Back in Canada by early 1946, he started tending chickens again. A year later, he was breeding birds; he began exporting breeding stock a decade later. “They came from the best breeders of the day in Canada and the United States. Those farmers didn’t think I was a threat to them, so I was able to buy good lines.”
But there was more to successful production than sustaining good lines, he says. “They were good breeders, but one by one they went out of business because they were not adapting to the new selection procedures.”
Shaver worked with geneticists and with federal government officials, feeding information about his pedigree lines for computer analysis and using results to improve his breeding program. When he started, there were more than 250 poultry breeders in Canada. By the late 1950s, most had gone out of business or been bought out by international concerns. “In the end I was the only one,” says Shaver.
His days with the tank corps taught him the value of a backup plan. Today he views those lines at Arkell as just that: part of a Plan B for sustaining our global poultry population and for feeding the world.
“The great advantage of the Arkell program is that it’s being reproduced each generation by 70 males and 180 females per line,” he says. “They will only be recognized when we have a catastrophe, most likely lack of resistance to some new epidemic that could wipe out our highly selected population.”
Shaver sold his company in 1985. Two years earlier, he had become a director of the Canada Development Investment Corp.; he chaired the organization for 12 years.
Only minutes into a recent interview, he’s discussing global food production challenges. How to feed a world population that will reach an estimated nine billion mouths by about 2050, he says.
Shaver foresees competition between humans and livestock for increasingly scarce resources.
Add in growing concerns about our water supply, including drought conditions in some of the world’s most fertile areas. “Water being used is a greater influence on our future than oil.”
Shaver says poultry production is both part of the problem and part of the solution. Raising chickens around the world consumes numerous resources. In turn, producers look to extend the laying period. Currently, top laying hens can produce between 300 and 400 eggs in a season; producers are aiming for about 500. That will require birds to use nutrients more efficiently.
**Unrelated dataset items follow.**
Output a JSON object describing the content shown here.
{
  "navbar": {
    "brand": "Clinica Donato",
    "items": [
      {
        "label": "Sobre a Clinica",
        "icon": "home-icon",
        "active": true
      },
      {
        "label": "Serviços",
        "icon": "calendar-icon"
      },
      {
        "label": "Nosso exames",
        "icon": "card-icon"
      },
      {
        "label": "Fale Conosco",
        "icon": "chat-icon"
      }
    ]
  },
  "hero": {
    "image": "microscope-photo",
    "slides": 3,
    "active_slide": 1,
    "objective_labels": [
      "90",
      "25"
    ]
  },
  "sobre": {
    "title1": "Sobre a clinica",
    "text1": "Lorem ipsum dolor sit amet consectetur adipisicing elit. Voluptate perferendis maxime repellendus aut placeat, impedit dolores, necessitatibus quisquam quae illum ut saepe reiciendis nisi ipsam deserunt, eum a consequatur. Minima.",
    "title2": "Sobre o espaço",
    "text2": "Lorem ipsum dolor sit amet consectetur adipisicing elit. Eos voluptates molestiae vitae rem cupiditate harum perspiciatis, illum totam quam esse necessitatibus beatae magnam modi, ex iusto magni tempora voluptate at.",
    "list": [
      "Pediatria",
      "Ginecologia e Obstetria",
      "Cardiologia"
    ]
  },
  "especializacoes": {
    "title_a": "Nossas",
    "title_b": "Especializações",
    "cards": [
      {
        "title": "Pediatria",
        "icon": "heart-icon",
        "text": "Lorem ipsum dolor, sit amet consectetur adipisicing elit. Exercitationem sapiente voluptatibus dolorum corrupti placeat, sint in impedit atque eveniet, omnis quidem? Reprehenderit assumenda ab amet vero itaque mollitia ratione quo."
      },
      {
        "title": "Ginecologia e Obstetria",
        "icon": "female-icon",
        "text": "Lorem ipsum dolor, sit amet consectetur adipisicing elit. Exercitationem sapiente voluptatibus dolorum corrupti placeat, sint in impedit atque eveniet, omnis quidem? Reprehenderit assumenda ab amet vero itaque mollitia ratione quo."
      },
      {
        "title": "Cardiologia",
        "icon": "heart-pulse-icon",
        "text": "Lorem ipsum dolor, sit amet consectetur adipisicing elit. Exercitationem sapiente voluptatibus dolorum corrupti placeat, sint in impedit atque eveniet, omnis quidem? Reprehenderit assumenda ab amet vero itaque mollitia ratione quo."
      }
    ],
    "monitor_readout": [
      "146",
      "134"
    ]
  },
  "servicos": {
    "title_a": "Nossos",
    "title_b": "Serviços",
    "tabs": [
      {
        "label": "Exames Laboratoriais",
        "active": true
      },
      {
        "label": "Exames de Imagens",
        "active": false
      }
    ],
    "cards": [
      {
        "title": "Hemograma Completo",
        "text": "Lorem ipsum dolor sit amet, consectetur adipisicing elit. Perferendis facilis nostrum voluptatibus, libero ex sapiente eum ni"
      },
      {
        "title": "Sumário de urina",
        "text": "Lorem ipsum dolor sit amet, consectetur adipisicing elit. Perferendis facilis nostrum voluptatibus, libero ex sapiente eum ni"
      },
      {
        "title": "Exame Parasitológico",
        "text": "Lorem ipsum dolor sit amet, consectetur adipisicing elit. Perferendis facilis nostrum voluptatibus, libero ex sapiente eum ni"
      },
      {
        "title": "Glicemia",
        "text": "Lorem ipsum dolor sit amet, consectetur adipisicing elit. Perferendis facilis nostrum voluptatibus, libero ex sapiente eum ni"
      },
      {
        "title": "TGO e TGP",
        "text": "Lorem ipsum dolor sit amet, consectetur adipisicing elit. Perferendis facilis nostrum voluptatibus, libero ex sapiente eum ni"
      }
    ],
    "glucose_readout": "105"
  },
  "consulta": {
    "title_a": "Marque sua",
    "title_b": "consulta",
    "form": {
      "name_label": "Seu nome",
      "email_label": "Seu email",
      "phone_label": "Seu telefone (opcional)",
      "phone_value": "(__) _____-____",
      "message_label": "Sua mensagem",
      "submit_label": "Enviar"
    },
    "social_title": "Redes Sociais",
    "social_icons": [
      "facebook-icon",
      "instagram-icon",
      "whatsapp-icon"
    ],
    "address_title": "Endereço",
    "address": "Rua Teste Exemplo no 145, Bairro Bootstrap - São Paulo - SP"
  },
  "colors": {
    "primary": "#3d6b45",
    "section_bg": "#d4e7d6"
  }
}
Considered a leader in increasing food production efficiency in Canada and abroad, Shaver was named a Member of the Order of Canada in 1978. In 1990, he became an Officer of the Order of Canada. He was inducted into the Canadian Agricultural Hall of Fame in 1987 and received honorary science degrees from U of G, McGill University and the University of Alberta.
Shaver received the OAC Centennial Award and served as the first U of G entrepreneur-in-residence from 1985 to 1987. A long-time U of G donor, he served on the Board of Governors and the Heritage Trust.